When we moved in we had a 280 degree view of London. South, east and north. We’d go up on this huge roof that all 200 flats shared. No one would ever be up there. About a year in a building was built across the way and it took around 40 degrees of the view. Soon after another development took the whole of south London.
Around the same time I was noticing I was getting hellos and making connections in the community around the house. For the first time in fourteen years of London. It scared me because I knew that like every apartment I’d had in London before I’d get priced out within 12-24 months and would have to move. It was like clockwork.
I always tried to not let the idea of gentrification effect me. I’ve seen years of Conservative governments with next to no regard for the less fortunate. I was just being realistic. They were never going to put poorer people ahead of a rich person. I was also part of the cause. One of many hipster idiots that will move to certain areas and pay too much rent once the coffee gets good.
This time it effected me in a new way. I couldn’t breathe. I’d wake up in the middle of the night coughing so painfully. It went on for months. I wasn’t sure what was causing it. I thought it was anxiety at first but that’s the awful thing about breathing. When you can’t breathe well you get anxious which in turn negatively effects your breathing.

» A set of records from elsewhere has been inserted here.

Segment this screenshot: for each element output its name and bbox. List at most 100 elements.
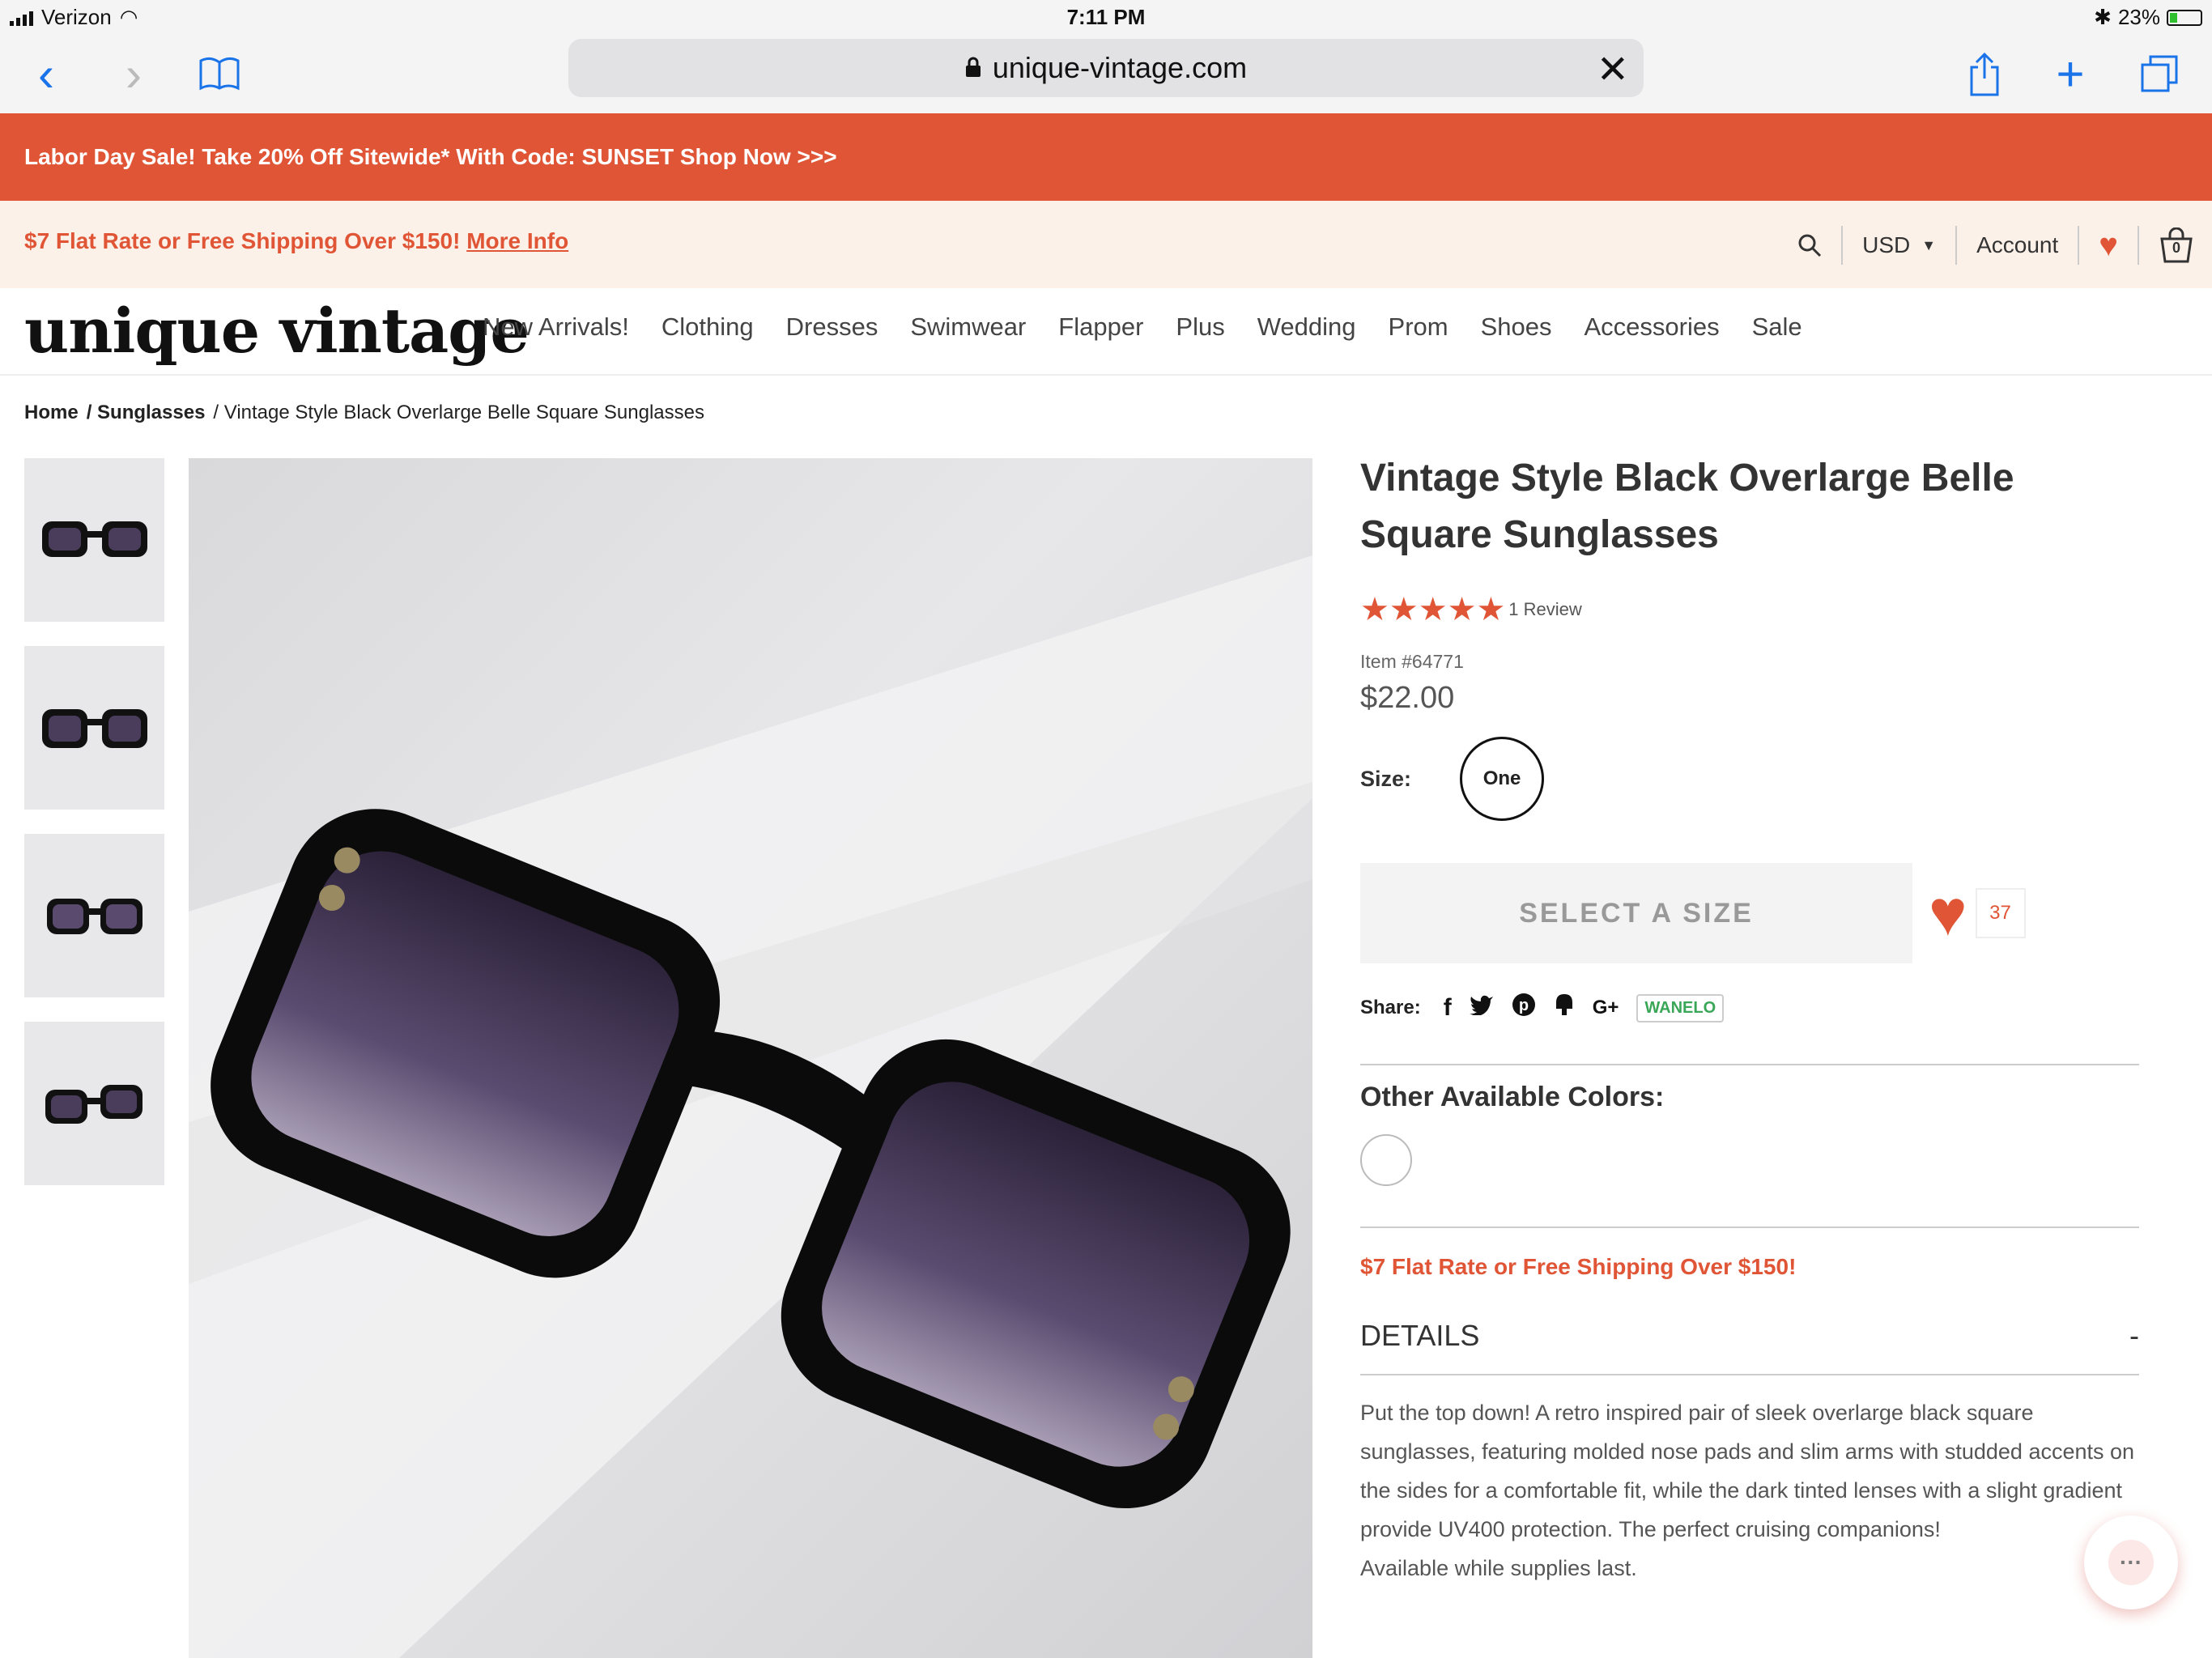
chevron-down-icon: ▼ [1921,236,1937,253]
currency-select[interactable]: USD ▼ [1862,232,1936,258]
battery-icon [2167,9,2202,26]
promo-banner[interactable]: Labor Day Sale! Take 20% Off Sitewide* W… [0,113,2212,201]
twitter-icon[interactable] [1469,994,1494,1022]
nav-new-arrivals[interactable]: New Arrivals! [483,312,629,342]
status-time: 7:11 PM [1066,5,1146,29]
cart-icon[interactable]: 0 [2159,227,2194,263]
nav-accessories[interactable]: Accessories [1585,312,1720,342]
product-info: Vintage Style Black Overlarge Belle Squa… [1360,450,2139,1588]
nav-swimwear[interactable]: Swimwear [910,312,1026,342]
sunglasses-main-image [189,555,1312,1658]
cart-count: 0 [2172,240,2181,256]
wishlist-heart-icon[interactable]: ♥ [1929,881,1967,946]
main-product-image[interactable] [189,458,1312,1658]
nav-dresses[interactable]: Dresses [786,312,878,342]
availability-text: Available while supplies last. [1360,1556,1637,1580]
thumbnail-2[interactable] [24,646,164,810]
breadcrumb-home[interactable]: Home [24,402,79,424]
lock-icon [965,51,981,85]
facebook-icon[interactable]: f [1444,994,1452,1022]
thumbnail-4[interactable] [24,1022,164,1185]
shipping-text: $7 Flat Rate or Free Shipping Over $150! [24,228,461,253]
nav-shoes[interactable]: Shoes [1481,312,1552,342]
new-tab-icon[interactable]: + [2042,45,2099,102]
site-logo[interactable]: unique vintage [24,295,530,367]
close-icon[interactable]: ✕ [1597,47,1629,92]
url-bar[interactable]: unique-vintage.com ✕ [568,39,1644,97]
forward-icon[interactable]: › [105,45,162,102]
promo-text[interactable]: Labor Day Sale! Take 20% Off Sitewide* W… [24,144,837,170]
google-plus-icon[interactable]: G+ [1593,997,1619,1019]
svg-text:p: p [1519,997,1529,1014]
thumbnail-1[interactable] [24,458,164,622]
other-colors-heading: Other Available Colors: [1360,1082,1665,1112]
url-text: unique-vintage.com [992,51,1248,84]
battery-percent: 23% [2117,5,2160,29]
divider [1360,1226,2139,1228]
shipping-bar: $7 Flat Rate or Free Shipping Over $150!… [0,201,2212,288]
divider [1360,1064,2139,1065]
product-description: Put the top down! A retro inspired pair … [1360,1393,2139,1588]
wanelo-button[interactable]: WANELO [1636,993,1725,1022]
breadcrumb-sunglasses[interactable]: / Sunglasses [87,402,206,424]
nav-sale[interactable]: Sale [1752,312,1802,342]
product-price: $22.00 [1360,681,1455,715]
fancy-icon[interactable] [1554,993,1575,1023]
divider [2078,226,2080,265]
collapse-icon[interactable]: - [2129,1319,2139,1353]
pinterest-icon[interactable]: p [1512,993,1536,1023]
sunglasses-thumbnail-image [46,899,143,934]
bookmarks-icon[interactable] [191,45,248,102]
browser-toolbar: ‹ › unique-vintage.com ✕ + [0,34,2212,113]
shipping-note: $7 Flat Rate or Free Shipping Over $150! [1360,1254,1797,1279]
status-bar: Verizon ◠ 7:11 PM ✱ 23% [0,0,2212,34]
nav-wedding[interactable]: Wedding [1257,312,1356,342]
divider [1841,226,1844,265]
breadcrumb: Home / Sunglasses / Vintage Style Black … [24,402,704,424]
share-row: Share: f p G+ WANELO [1360,993,2139,1023]
shipping-text-container: $7 Flat Rate or Free Shipping Over $150!… [24,228,568,254]
rating-stars-icon: ★★★★★ [1360,592,1506,627]
chat-widget-button[interactable]: ··· [2084,1516,2178,1609]
utility-menu: USD ▼ Account ♥ 0 [1797,217,2194,274]
review-count-link[interactable]: 1 Review [1508,599,1581,620]
details-heading: DETAILS [1360,1319,1480,1352]
currency-value: USD [1862,232,1911,257]
site-header: unique vintage New Arrivals! Clothing Dr… [0,288,2212,376]
nav-prom[interactable]: Prom [1389,312,1448,342]
sunglasses-thumbnail-image [41,521,147,557]
back-icon[interactable]: ‹ [18,45,74,102]
thumbnail-3[interactable] [24,834,164,997]
divider [1360,1374,2139,1375]
description-text: Put the top down! A retro inspired pair … [1360,1401,2135,1541]
account-link[interactable]: Account [1976,232,2058,258]
sunglasses-thumbnail-image [45,1085,143,1124]
divider [2138,226,2139,265]
status-right: ✱ 23% [2094,5,2202,30]
nav-plus[interactable]: Plus [1176,312,1224,342]
nav-clothing[interactable]: Clothing [661,312,754,342]
share-label: Share: [1360,997,1421,1018]
size-selector: Size: One [1360,737,2139,821]
product-title: Vintage Style Black Overlarge Belle Squa… [1360,457,2014,556]
main-nav: New Arrivals! Clothing Dresses Swimwear … [483,312,1802,342]
size-option-one[interactable]: One [1460,737,1545,821]
bluetooth-icon: ✱ [2094,5,2112,29]
select-size-button[interactable]: SELECT A SIZE [1360,863,1912,963]
rating: ★★★★★ 1 Review [1360,591,2139,628]
details-accordion-header[interactable]: DETAILS - [1360,1319,2139,1353]
divider [1955,226,1958,265]
breadcrumb-current: / Vintage Style Black Overlarge Belle Sq… [213,402,704,423]
purchase-row: SELECT A SIZE ♥ 37 [1360,863,2139,963]
tabs-icon[interactable] [2131,45,2188,102]
item-number: Item #64771 [1360,651,1464,672]
color-swatch-white[interactable] [1360,1134,1412,1186]
more-info-link[interactable]: More Info [466,228,568,253]
search-icon[interactable] [1797,233,1822,257]
wishlist-heart-icon[interactable]: ♥ [2099,227,2118,264]
nav-flapper[interactable]: Flapper [1058,312,1143,342]
sunglasses-thumbnail-image [41,709,147,748]
share-icon[interactable] [1956,45,2013,102]
chat-bubble-icon: ··· [2108,1540,2154,1585]
wishlist-count: 37 [1975,888,2026,938]
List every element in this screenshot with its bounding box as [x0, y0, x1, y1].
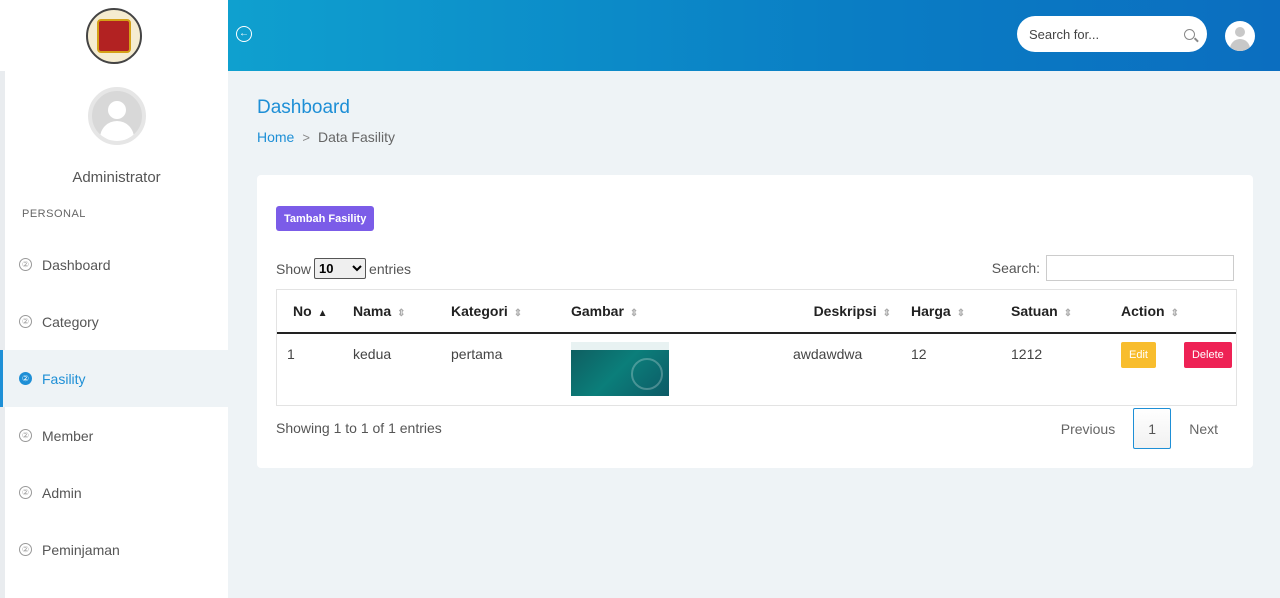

Eventually i figured out it was being caused by pollution. The rate of development around my apartment was so extreme that the air was 90% brick.
I never spoke to anyone or complained about the brick dust. I really should have started campaigning for cleaner air. I can’t have been the only one struggling. I regret hugely that I didn’t take any action.
I remember that I could only go jogging if I wore a mask. I looked like Bane. Occasionally I’d have to stop mid run to rest. Not uncommon when you can’t breathe. The thing is you can’t really stop running when you’re sweating, dressed in all black and wearing a mask. If you do you really freak people out.